Dall’America all’Italia, dove tanta strada è stata fatta, ma dove restano ancora tante sfide al tappeto per arrivare a una società più equa. Tutte le storie raccontate da Tiziana Ferrario, tra queste anche quella della libraia di Telese Terme che promuove la diffusione dei libri di scienza alle ragazze (perché scienza e matematica non sono appannaggio dei maschi), sono stati uno spunto di riflessione per riaprire il dialogo tra uomini e donne.

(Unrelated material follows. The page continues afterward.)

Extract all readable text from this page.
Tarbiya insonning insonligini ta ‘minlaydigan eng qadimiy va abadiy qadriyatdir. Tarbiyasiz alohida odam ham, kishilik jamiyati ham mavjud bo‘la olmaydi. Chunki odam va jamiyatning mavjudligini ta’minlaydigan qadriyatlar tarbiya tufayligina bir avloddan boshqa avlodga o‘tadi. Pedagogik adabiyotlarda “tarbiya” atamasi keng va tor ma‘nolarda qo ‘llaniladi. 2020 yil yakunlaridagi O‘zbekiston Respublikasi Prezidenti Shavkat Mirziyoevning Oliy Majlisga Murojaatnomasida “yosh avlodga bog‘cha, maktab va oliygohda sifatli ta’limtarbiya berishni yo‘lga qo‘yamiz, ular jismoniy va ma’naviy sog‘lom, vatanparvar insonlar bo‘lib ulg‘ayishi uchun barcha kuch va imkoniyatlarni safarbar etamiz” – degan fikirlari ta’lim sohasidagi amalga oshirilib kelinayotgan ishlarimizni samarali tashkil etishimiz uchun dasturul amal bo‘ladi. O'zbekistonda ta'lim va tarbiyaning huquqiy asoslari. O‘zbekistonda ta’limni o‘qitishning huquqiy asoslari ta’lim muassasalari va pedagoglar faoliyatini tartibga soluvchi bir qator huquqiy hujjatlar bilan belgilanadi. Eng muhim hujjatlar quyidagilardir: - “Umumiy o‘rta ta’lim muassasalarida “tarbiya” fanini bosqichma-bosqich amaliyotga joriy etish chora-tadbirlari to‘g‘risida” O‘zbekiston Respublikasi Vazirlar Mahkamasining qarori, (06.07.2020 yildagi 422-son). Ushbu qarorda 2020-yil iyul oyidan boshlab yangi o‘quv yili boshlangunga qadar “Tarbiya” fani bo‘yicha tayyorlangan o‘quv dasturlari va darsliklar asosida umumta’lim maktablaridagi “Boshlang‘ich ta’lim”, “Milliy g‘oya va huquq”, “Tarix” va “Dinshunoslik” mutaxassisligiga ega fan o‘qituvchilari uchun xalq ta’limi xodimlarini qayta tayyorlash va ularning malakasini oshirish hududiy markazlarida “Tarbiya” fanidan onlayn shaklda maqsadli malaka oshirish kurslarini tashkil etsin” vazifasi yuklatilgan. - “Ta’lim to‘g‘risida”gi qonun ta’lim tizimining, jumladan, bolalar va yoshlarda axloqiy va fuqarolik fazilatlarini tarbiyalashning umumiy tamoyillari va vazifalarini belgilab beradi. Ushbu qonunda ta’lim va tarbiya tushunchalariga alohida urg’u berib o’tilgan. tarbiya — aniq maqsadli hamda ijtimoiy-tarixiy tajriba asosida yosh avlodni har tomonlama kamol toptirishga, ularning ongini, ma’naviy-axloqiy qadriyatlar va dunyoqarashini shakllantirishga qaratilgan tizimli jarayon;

Al convegno sono intervenuti il Questore Giuseppe Bellassai, che ha sottolineato il valore e la forza dell’unità, e che la violenza non si combatte con la violenza, ma percorrendo la strada che porta al rispetto della dignità umana; il sindaco Clemente Mastella, il quale ha ricordato che, in qualità di Ministro della Giustizia, aveva visitato quasi tutti le strutture carcerarie, riscontrando un sovraffollamento eccessivo. Condizione questa che spesso non lascia spazio a una reale riabilitazione. Sarebbe necessario, quindi, poter puntare sulla possibilità di usufruire delle pene alternative.
Un saluto è stato portato anche dall’assessore regionale, Chiara Marciano, la quale ha voluto evidenziare l’impegno fattivo della Regione a favore dei centri antiviolenza, per rendere concreta una autonomia abitativa alle donne vittime della violenza e dei loro figli.